Plexus Corp (PLXS)

Quick ratio

Sep 30, 2024 Sep 30, 2023 Sep 30, 2022 Sep 30, 2021 Sep 30, 2020
Cash US$ in thousands 345,109 256,233 274,805 270,172 385,807
Short-term investments US$ in thousands
Receivables US$ in thousands 622,366 661,542 737,696 519,684 482,086
Total current liabilities US$ in thousands 1,643,290 1,812,670 2,006,190 1,128,700 1,003,520
Quick ratio 0.59 0.51 0.50 0.70 0.86

September 30, 2024 calculation

Quick ratio = (Cash + Short-term investments + Receivables) ÷ Total current liabilities
= ($345,109K + $—K + $622,366K) ÷ $1,643,290K
= 0.59

The quick ratio, also known as the acid-test ratio, measures a company's ability to cover its short-term liabilities with its most liquid assets. A quick ratio below 1 indicates that a company may have difficulty meeting its short-term obligations.

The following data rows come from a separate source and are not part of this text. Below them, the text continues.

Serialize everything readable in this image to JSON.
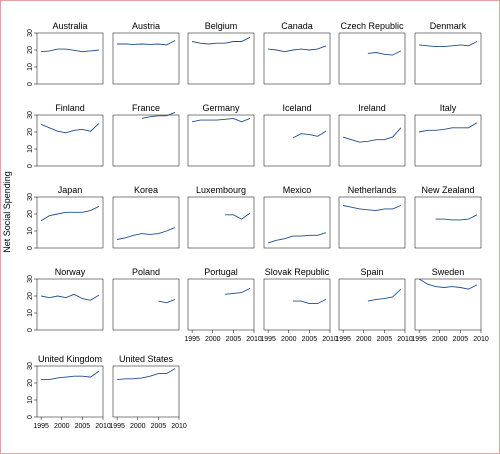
{
  "chart_data": {
    "type": "line",
    "layout": "small-multiples",
    "ylabel": "Net Social Spending",
    "xlabel": "",
    "xlim": [
      1994,
      2010
    ],
    "ylim": [
      0,
      30
    ],
    "x_ticks": [
      1995,
      2000,
      2005,
      2010
    ],
    "y_ticks": [
      0,
      10,
      20,
      30
    ],
    "grid": false,
    "line_color": "#1f4e8c",
    "panels": [
      {
        "name": "Australia",
        "x": [
          1995,
          1997,
          1999,
          2001,
          2003,
          2005,
          2007,
          2009
        ],
        "y": [
          19,
          19.5,
          20.5,
          20.5,
          19.8,
          19,
          19.5,
          20
        ]
      },
      {
        "name": "Austria",
        "x": [
          1995,
          1997,
          1999,
          2001,
          2003,
          2005,
          2007,
          2009
        ],
        "y": [
          23.5,
          23.5,
          23.3,
          23.5,
          23.3,
          23.5,
          23,
          25.5
        ]
      },
      {
        "name": "Belgium",
        "x": [
          1995,
          1997,
          1999,
          2001,
          2003,
          2005,
          2007,
          2009
        ],
        "y": [
          25,
          24,
          23.5,
          24,
          24,
          25,
          25,
          27.5
        ]
      },
      {
        "name": "Canada",
        "x": [
          1995,
          1997,
          1999,
          2001,
          2003,
          2005,
          2007,
          2009
        ],
        "y": [
          20.5,
          20,
          19,
          20,
          20.5,
          20,
          20.5,
          22.5
        ]
      },
      {
        "name": "Czech Republic",
        "x": [
          2001,
          2003,
          2005,
          2007,
          2009
        ],
        "y": [
          18,
          18.5,
          17.5,
          17,
          19.5
        ]
      },
      {
        "name": "Denmark",
        "x": [
          1995,
          1997,
          1999,
          2001,
          2003,
          2005,
          2007,
          2009
        ],
        "y": [
          23,
          22.5,
          22,
          22,
          22.5,
          23,
          22.5,
          25
        ]
      },
      {
        "name": "Finland",
        "x": [
          1995,
          1997,
          1999,
          2001,
          2003,
          2005,
          2007,
          2009
        ],
        "y": [
          24.5,
          22.5,
          20.5,
          19.5,
          21,
          21.5,
          20.5,
          25
        ]
      },
      {
        "name": "France",
        "x": [
          2001,
          2003,
          2005,
          2007,
          2009
        ],
        "y": [
          28,
          29,
          29.5,
          29.5,
          31.5
        ]
      },
      {
        "name": "Germany",
        "x": [
          1995,
          1997,
          1999,
          2001,
          2003,
          2005,
          2007,
          2009
        ],
        "y": [
          26,
          27,
          27,
          27,
          27.5,
          28,
          26,
          28
        ]
      },
      {
        "name": "Iceland",
        "x": [
          2001,
          2003,
          2005,
          2007,
          2009
        ],
        "y": [
          16.5,
          19,
          18.5,
          17.5,
          20.5
        ]
      },
      {
        "name": "Ireland",
        "x": [
          1995,
          1997,
          1999,
          2001,
          2003,
          2005,
          2007,
          2009
        ],
        "y": [
          17,
          15.5,
          14,
          14.5,
          15.5,
          15.5,
          17,
          22.5
        ]
      },
      {
        "name": "Italy",
        "x": [
          1995,
          1997,
          1999,
          2001,
          2003,
          2005,
          2007,
          2009
        ],
        "y": [
          20,
          21,
          21,
          21.5,
          22.5,
          22.5,
          22.5,
          25.5
        ]
      },
      {
        "name": "Japan",
        "x": [
          1995,
          1997,
          1999,
          2001,
          2003,
          2005,
          2007,
          2009
        ],
        "y": [
          16,
          19,
          20,
          21,
          21,
          21,
          22,
          24.5
        ]
      },
      {
        "name": "Korea",
        "x": [
          1995,
          1997,
          1999,
          2001,
          2003,
          2005,
          2007,
          2009
        ],
        "y": [
          5,
          6,
          7.5,
          8.5,
          8,
          8.5,
          10,
          12
        ]
      },
      {
        "name": "Luxembourg",
        "x": [
          2003,
          2005,
          2007,
          2009
        ],
        "y": [
          19.5,
          19.5,
          17,
          20.5
        ]
      },
      {
        "name": "Mexico",
        "x": [
          1995,
          1997,
          1999,
          2001,
          2003,
          2005,
          2007,
          2009
        ],
        "y": [
          3,
          4.5,
          5.5,
          7,
          7,
          7.5,
          7.5,
          9
        ]
      },
      {
        "name": "Netherlands",
        "x": [
          1995,
          1997,
          1999,
          2001,
          2003,
          2005,
          2007,
          2009
        ],
        "y": [
          25,
          24,
          23,
          22.5,
          22,
          23,
          23,
          25
        ]
      },
      {
        "name": "New Zealand",
        "x": [
          1999,
          2001,
          2003,
          2005,
          2007,
          2009
        ],
        "y": [
          17,
          17,
          16.5,
          16.5,
          17,
          19.5
        ]
      },
      {
        "name": "Norway",
        "x": [
          1995,
          1997,
          1999,
          2001,
          2003,
          2005,
          2007,
          2009
        ],
        "y": [
          20,
          19,
          20,
          19,
          21,
          18.5,
          17.5,
          20.5
        ]
      },
      {
        "name": "Poland",
        "x": [
          2005,
          2007,
          2009
        ],
        "y": [
          17,
          16,
          18
        ]
      },
      {
        "name": "Portugal",
        "x": [
          2003,
          2005,
          2007,
          2009
        ],
        "y": [
          21,
          21.5,
          22,
          24.5
        ]
      },
      {
        "name": "Slovak Republic",
        "x": [
          2001,
          2003,
          2005,
          2007,
          2009
        ],
        "y": [
          17,
          17,
          15.5,
          15.5,
          18
        ]
      },
      {
        "name": "Spain",
        "x": [
          2001,
          2003,
          2005,
          2007,
          2009
        ],
        "y": [
          17,
          18,
          18.5,
          19.5,
          24
        ]
      },
      {
        "name": "Sweden",
        "x": [
          1995,
          1997,
          1999,
          2001,
          2003,
          2005,
          2007,
          2009
        ],
        "y": [
          30,
          27,
          25.5,
          25,
          25.5,
          25,
          24,
          26.5
        ]
      },
      {
        "name": "United Kingdom",
        "x": [
          1995,
          1997,
          1999,
          2001,
          2003,
          2005,
          2007,
          2009
        ],
        "y": [
          22,
          22,
          23,
          23.5,
          24,
          24,
          23.5,
          27
        ]
      },
      {
        "name": "United States",
        "x": [
          1995,
          1997,
          1999,
          2001,
          2003,
          2005,
          2007,
          2009
        ],
        "y": [
          22,
          22.5,
          22.5,
          23,
          24,
          25.5,
          25.5,
          28.5
        ]
      }
    ]
  }
}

Analyzing Plexus Corp's quick ratio over the past five years, we observe a declining trend from 0.86 in 2020 to 0.59 in 2024. This downward trend suggests a weakening liquidity position for Plexus Corp in recent years, as its ability to cover short-term liabilities with liquid assets has diminished.

The quick ratios of 0.51 in 2023 and 0.50 in 2022 indicate that Plexus Corp's liquidity position was particularly strained in those years, with the company potentially facing challenges in meeting its short-term obligations.

While the quick ratio improved slightly to 0.70 in 2021, it still remained below the desirable threshold of 1, indicating ongoing liquidity concerns for Plexus Corp during that period.

Overall, the downward trend in Plexus Corp's quick ratio signals a potential liquidity risk, and management may need to focus on strengthening the company's short-term liquidity position to ensure its ability to meet financial obligations as they come due.